Robert A. Taitch, 33, had been in custody since Wednesday for controlled substance homicide, violating a no-contact order, assault and theft.
Taitch died by apparent suicide Friday after he climbed a guardrail and jumped headfirst, landing on a cement floor 13 feet below, according to a news release. Jail staff attempted to save his life, but he was pronounced dead at the scene.
The Spokane County Sheriff’s Office is investigating his death.
Spokane County Jail Director Mike Sparber said Taitch wasn’t on suicide watch before his death and his cell was on the second floor.
Taitch was described as transient, unstable and mentally ill by a family member in a Spokesman-Review story in June about his mother’s death.
First responders say when they arrived at 64-year-old Sharon Simpson-White’s apartment in June, they found the words “die” and “kill” carved into the wall. Taitch reportedly became agitated when they began CPR, saying he “did not want his mother to be revived” and that “this was what she wanted.”
Police suspected he administered a lethal dose of heroin or methamphetamine to his mother.
According to Spokesman-Review archives, Taitch isn’t the first inmate to die after jumping from a railing in the Spokane County Jail. In May 1998, a 22-year-old man dove from the railing of a second-floor walkway. He broke his neck and died in a hospital the next day.

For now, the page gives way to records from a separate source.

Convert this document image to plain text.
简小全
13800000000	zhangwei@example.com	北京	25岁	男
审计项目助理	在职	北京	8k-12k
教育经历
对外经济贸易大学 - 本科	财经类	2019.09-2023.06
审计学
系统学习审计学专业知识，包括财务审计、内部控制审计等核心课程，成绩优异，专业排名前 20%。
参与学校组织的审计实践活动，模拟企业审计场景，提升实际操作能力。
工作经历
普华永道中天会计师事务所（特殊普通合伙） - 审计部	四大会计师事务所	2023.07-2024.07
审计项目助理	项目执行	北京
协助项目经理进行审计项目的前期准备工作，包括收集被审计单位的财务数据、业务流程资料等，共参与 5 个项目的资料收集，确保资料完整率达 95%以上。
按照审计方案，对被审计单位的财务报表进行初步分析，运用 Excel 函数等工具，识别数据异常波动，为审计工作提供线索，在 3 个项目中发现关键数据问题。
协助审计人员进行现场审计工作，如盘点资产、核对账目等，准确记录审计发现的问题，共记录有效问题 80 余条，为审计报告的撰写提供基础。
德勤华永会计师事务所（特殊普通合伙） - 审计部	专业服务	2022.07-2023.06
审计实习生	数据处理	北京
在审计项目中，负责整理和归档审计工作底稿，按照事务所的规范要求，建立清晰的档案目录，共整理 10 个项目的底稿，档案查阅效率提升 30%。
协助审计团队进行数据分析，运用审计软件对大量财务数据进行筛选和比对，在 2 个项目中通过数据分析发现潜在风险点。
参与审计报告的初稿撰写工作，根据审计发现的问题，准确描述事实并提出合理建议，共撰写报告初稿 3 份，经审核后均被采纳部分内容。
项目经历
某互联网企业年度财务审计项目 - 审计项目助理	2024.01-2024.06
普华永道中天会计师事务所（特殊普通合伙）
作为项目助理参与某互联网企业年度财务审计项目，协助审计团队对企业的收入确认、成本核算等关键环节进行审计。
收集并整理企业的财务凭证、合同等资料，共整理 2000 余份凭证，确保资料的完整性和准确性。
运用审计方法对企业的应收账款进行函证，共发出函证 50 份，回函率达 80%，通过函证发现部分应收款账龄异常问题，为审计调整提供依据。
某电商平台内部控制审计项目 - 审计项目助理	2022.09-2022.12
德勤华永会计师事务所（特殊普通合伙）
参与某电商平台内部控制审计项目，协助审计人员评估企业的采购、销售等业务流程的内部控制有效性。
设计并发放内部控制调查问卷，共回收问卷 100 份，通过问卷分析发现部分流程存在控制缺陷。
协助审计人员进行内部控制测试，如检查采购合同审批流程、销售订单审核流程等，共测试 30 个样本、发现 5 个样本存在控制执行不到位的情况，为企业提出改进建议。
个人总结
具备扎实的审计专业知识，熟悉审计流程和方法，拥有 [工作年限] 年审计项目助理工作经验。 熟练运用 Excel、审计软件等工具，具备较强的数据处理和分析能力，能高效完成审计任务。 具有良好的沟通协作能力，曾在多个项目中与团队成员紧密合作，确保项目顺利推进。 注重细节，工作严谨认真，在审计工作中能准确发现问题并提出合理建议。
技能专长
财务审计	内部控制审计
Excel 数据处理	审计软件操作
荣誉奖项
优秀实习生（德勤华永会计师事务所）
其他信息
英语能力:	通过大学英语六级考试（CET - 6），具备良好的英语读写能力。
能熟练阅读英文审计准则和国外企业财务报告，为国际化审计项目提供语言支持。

In June of the same year, a 30-year-old jumped backward from a railing, landing on his back. He also died in a hospital the next day.

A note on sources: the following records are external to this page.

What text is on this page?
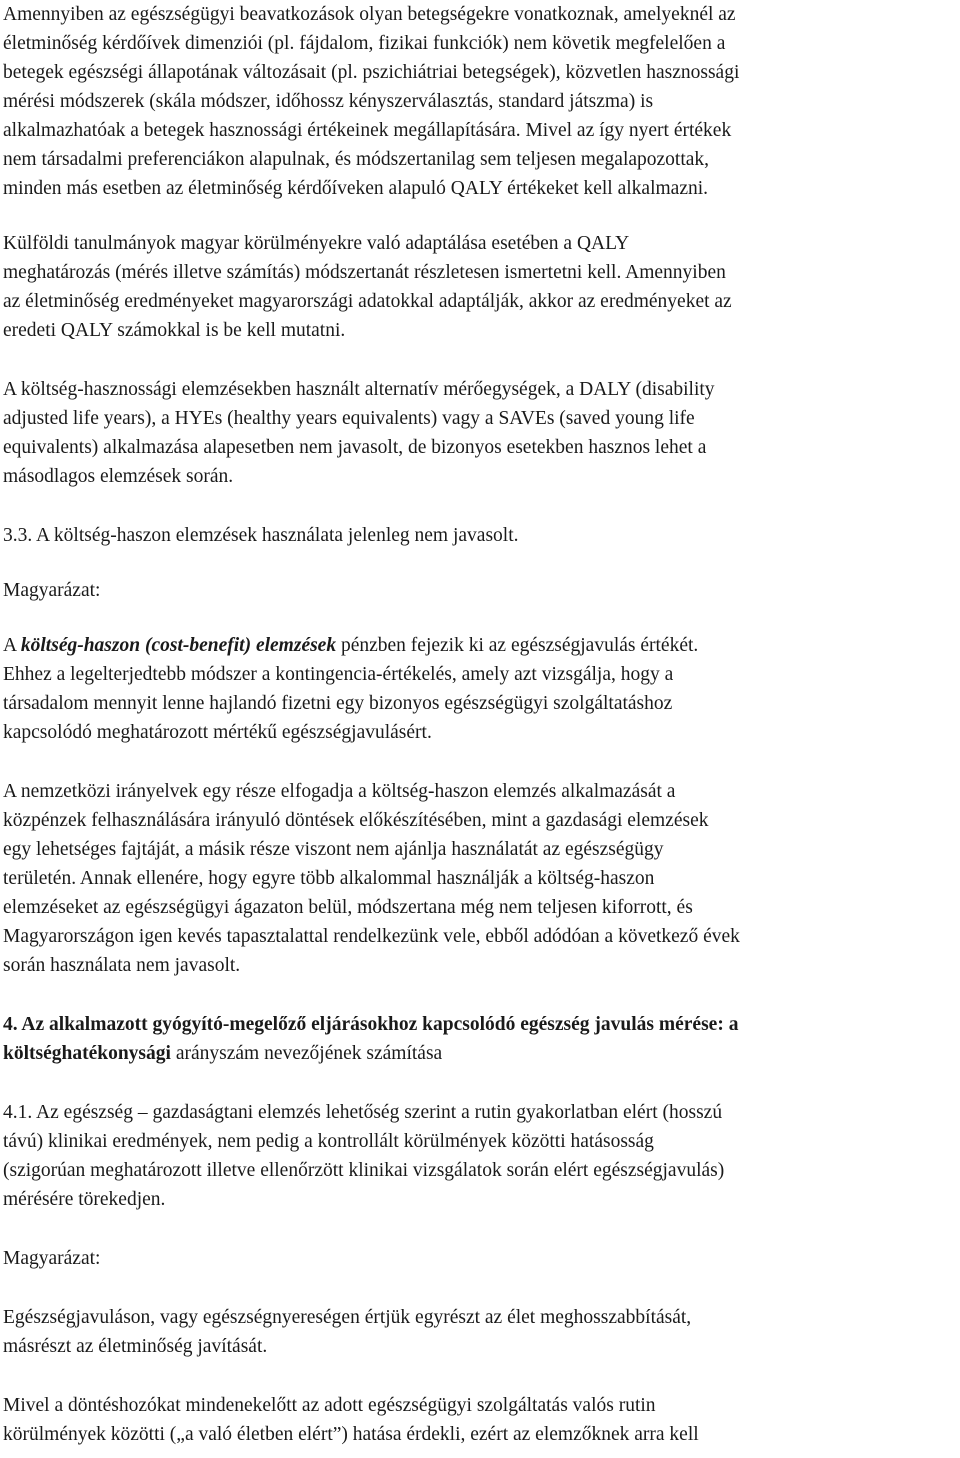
Amennyiben az egészségügyi beavatkozások olyan betegségekre vonatkoznak, amelyeknél az
életminőség kérdőívek dimenziói (pl. fájdalom, fizikai funkciók) nem követik megfelelően a
betegek egészségi állapotának változásait (pl. pszichiátriai betegségek), közvetlen hasznossági
mérési módszerek (skála módszer, időhossz kényszerválasztás, standard játszma) is
alkalmazhatóak a betegek hasznossági értékeinek megállapítására. Mivel az így nyert értékek
nem társadalmi preferenciákon alapulnak, és módszertanilag sem teljesen megalapozottak,
minden más esetben az életminőség kérdőíveken alapuló QALY értékeket kell alkalmazni.
Külföldi tanulmányok magyar körülményekre való adaptálása esetében a QALY
meghatározás (mérés illetve számítás) módszertanát részletesen ismertetni kell. Amennyiben
az életminőség eredményeket magyarországi adatokkal adaptálják, akkor az eredményeket az
eredeti QALY számokkal is be kell mutatni.
A költség-hasznossági elemzésekben használt alternatív mérőegységek, a DALY (disability
adjusted life years), a HYEs (healthy years equivalents) vagy a SAVEs (saved young life
equivalents) alkalmazása alapesetben nem javasolt, de bizonyos esetekben hasznos lehet a
másodlagos elemzések során.
3.3. A költség-haszon elemzések használata jelenleg nem javasolt.
Magyarázat:
A költség-haszon (cost-benefit) elemzések pénzben fejezik ki az egészségjavulás értékét.
Ehhez a legelterjedtebb módszer a kontingencia-értékelés, amely azt vizsgálja, hogy a
társadalom mennyit lenne hajlandó fizetni egy bizonyos egészségügyi szolgáltatáshoz
kapcsolódó meghatározott mértékű egészségjavulásért.
A nemzetközi irányelvek egy része elfogadja a költség-haszon elemzés alkalmazását a
közpénzek felhasználására irányuló döntések előkészítésében, mint a gazdasági elemzések
egy lehetséges fajtáját, a másik része viszont nem ajánlja használatát az egészségügy
területén. Annak ellenére, hogy egyre több alkalommal használják a költség-haszon
elemzéseket az egészségügyi ágazaton belül, módszertana még nem teljesen kiforrott, és
Magyarországon igen kevés tapasztalattal rendelkezünk vele, ebből adódóan a következő évek
során használata nem javasolt.
4. Az alkalmazott gyógyító-megelőző eljárásokhoz kapcsolódó egészség javulás mérése: a
költséghatékonysági arányszám nevezőjének számítása
4.1. Az egészség – gazdaságtani elemzés lehetőség szerint a rutin gyakorlatban elért (hosszú
távú) klinikai eredmények, nem pedig a kontrollált körülmények közötti hatásosság
(szigorúan meghatározott illetve ellenőrzött klinikai vizsgálatok során elért egészségjavulás)
mérésére törekedjen.
Magyarázat:
Egészségjavuláson, vagy egészségnyereségen értjük egyrészt az élet meghosszabbítását,
másrészt az életminőség javítását.
Mivel a döntéshozókat mindenekelőtt az adott egészségügyi szolgáltatás valós rutin
körülmények közötti („a való életben elért”) hatása érdekli, ezért az elemzőknek arra kell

At least three other inmates have attempted suicide by jumping from a railing, one in 2002, one in 2004 and one in 2006, according to Spokesman-Review archives.

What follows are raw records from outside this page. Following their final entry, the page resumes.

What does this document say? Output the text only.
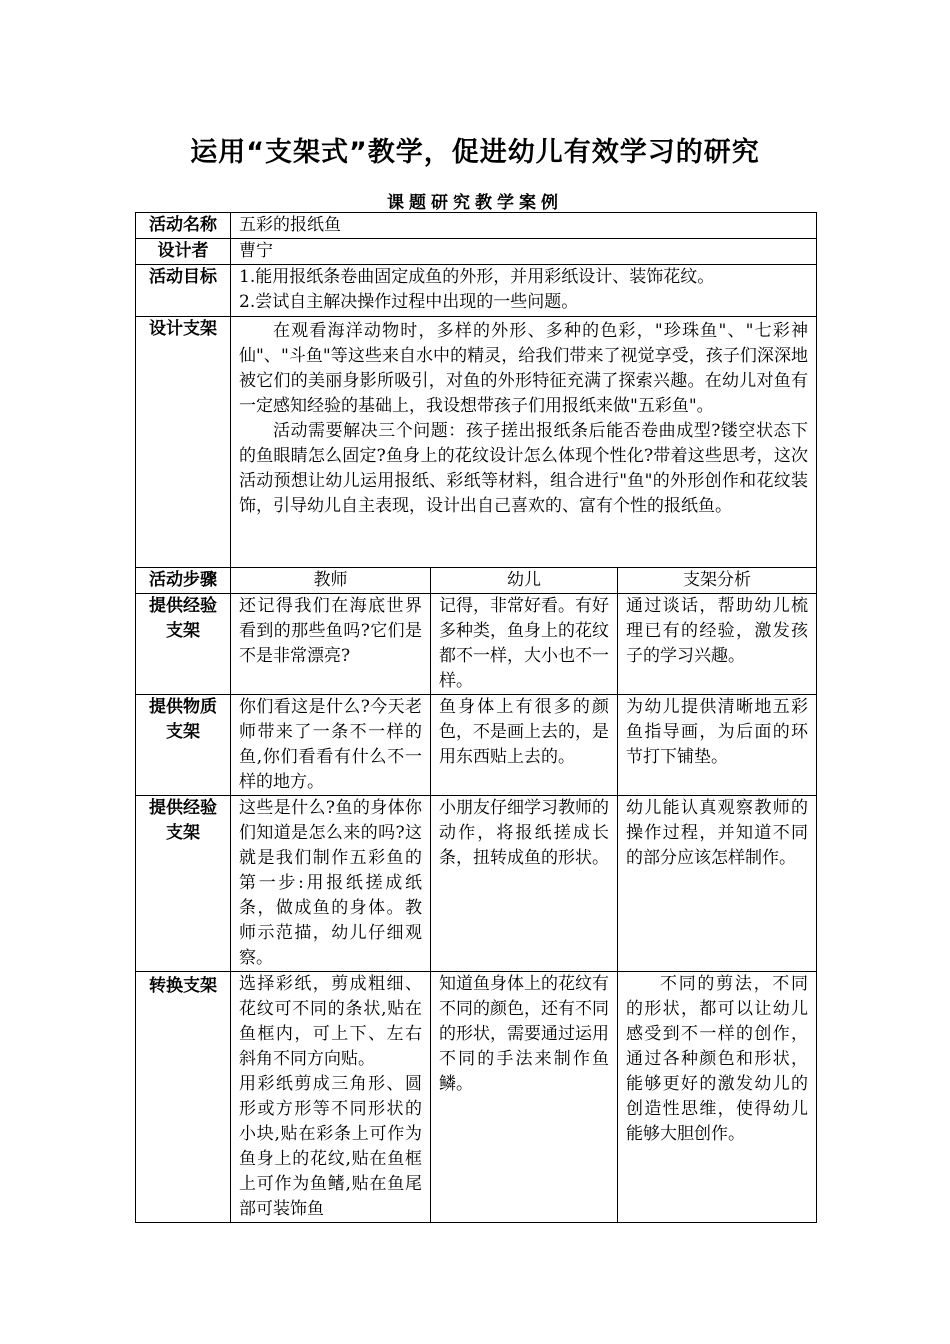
运用“支架式”教学，促进幼儿有效学习的研究
课题研究教学案例
活动名称	五彩的报纸鱼		
设计者	曹宁		
活动目标	1.能用报纸条卷曲固定成鱼的外形，并用彩纸设计、装饰花纹。
2.尝试自主解决操作过程中出现的一些问题。		

设计支架	在观看海洋动物时，多样的外形、多种的色彩，"珍珠鱼"、"七彩神仙"、"斗鱼"等这些来自水中的精灵，给我们带来了视觉享受，孩子们深深地被它们的美丽身影所吸引，对鱼的外形特征充满了探索兴趣。在幼儿对鱼有一定感知经验的基础上，我设想带孩子们用报纸来做"五彩鱼"。

活动需要解决三个问题：孩子搓出报纸条后能否卷曲成型?镂空状态下的鱼眼睛怎么固定?鱼身上的花纹设计怎么体现个性化?带着这些思考，这次活动预想让幼儿运用报纸、彩纸等材料，组合进行"鱼"的外形创作和花纹装饰，引导幼儿自主表现，设计出自己喜欢的、富有个性的报纸鱼。		

活动步骤	教师	幼儿	支架分析

提供经验
支架	还记得我们在海底世界看到的那些鱼吗?它们是不是非常漂亮?	记得，非常好看。有好多种类，鱼身上的花纹都不一样，大小也不一样。	通过谈话，帮助幼儿梳理已有的经验，激发孩子的学习兴趣。

提供物质
支架	你们看这是什么?今天老师带来了一条不一样的鱼,你们看看有什么不一样的地方。	鱼身体上有很多的颜色，不是画上去的，是用东西贴上去的。	为幼儿提供清晰地五彩鱼指导画，为后面的环节打下铺垫。

提供经验
支架	这些是什么?鱼的身体你们知道是怎么来的吗?这就是我们制作五彩鱼的第一步:用报纸搓成纸条，做成鱼的身体。教师示范描，幼儿仔细观察。	小朋友仔细学习教师的动作，将报纸搓成长条，扭转成鱼的形状。	幼儿能认真观察教师的操作过程，并知道不同的部分应该怎样制作。

转换支架	选择彩纸，剪成粗细、花纹可不同的条状,贴在鱼框内，可上下、左右斜角不同方向贴。
用彩纸剪成三角形、圆形或方形等不同形状的小块,贴在彩条上可作为鱼身上的花纹,贴在鱼框上可作为鱼鳍,贴在鱼尾部可装饰鱼	知道鱼身体上的花纹有不同的颜色，还有不同的形状，需要通过运用不同的手法来制作鱼鳞。	不同的剪法，不同的形状，都可以让幼儿感受到不一样的创作，通过各种颜色和形状，能够更好的激发幼儿的创造性思维，使得幼儿能够大胆创作。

Sparber said he was concerned once word gets out an inmate was able to take his own life by jumping from a guardrail, others would attempt it as well.
Installing chain link or other barriers along railings could interrupt corrections officers’ line of sight, he said, so he’s looking at alternatives.
He said he has asked jail staff to find out how much it would cost to install bars on the railing that would go up to the ceiling and he is waiting to hear back on the project. He anticipates the first set of ceiling-high bars would be on the second floor and he would evaluate if they should be installed throughout the rest of the jail.
“I’m doing my best to get ahead of it,” he said.
Over the past few decades, Spokane County’s jail has faced issues with overcrowding, suicides, drug overdoses and other health issues. The downtown jail was designed for 460 inmates. On Friday, it housed 672 inmates.
Taitch is the 14th inmate to die in Spokane County Jail custody since 2015. The last reported inmate death was a woman who died of an opioid overdose in June. The Spokane County Jail also stopped issuing bedsheets last year after three inmates used them to take their own lives in a year.
Sparber said he anticipates new body scanners that will detect drugs will be operational by January, and he expects a mail scanner that will detect drugs will arrive next week.
“We do our best to cover all our bases, but we can’t think of everything,” Sparber said.
According to a report on jail deaths in Washington from Columbia Legal Services, suicides make up 85% of the deaths that occur within the first 72 hours of admission.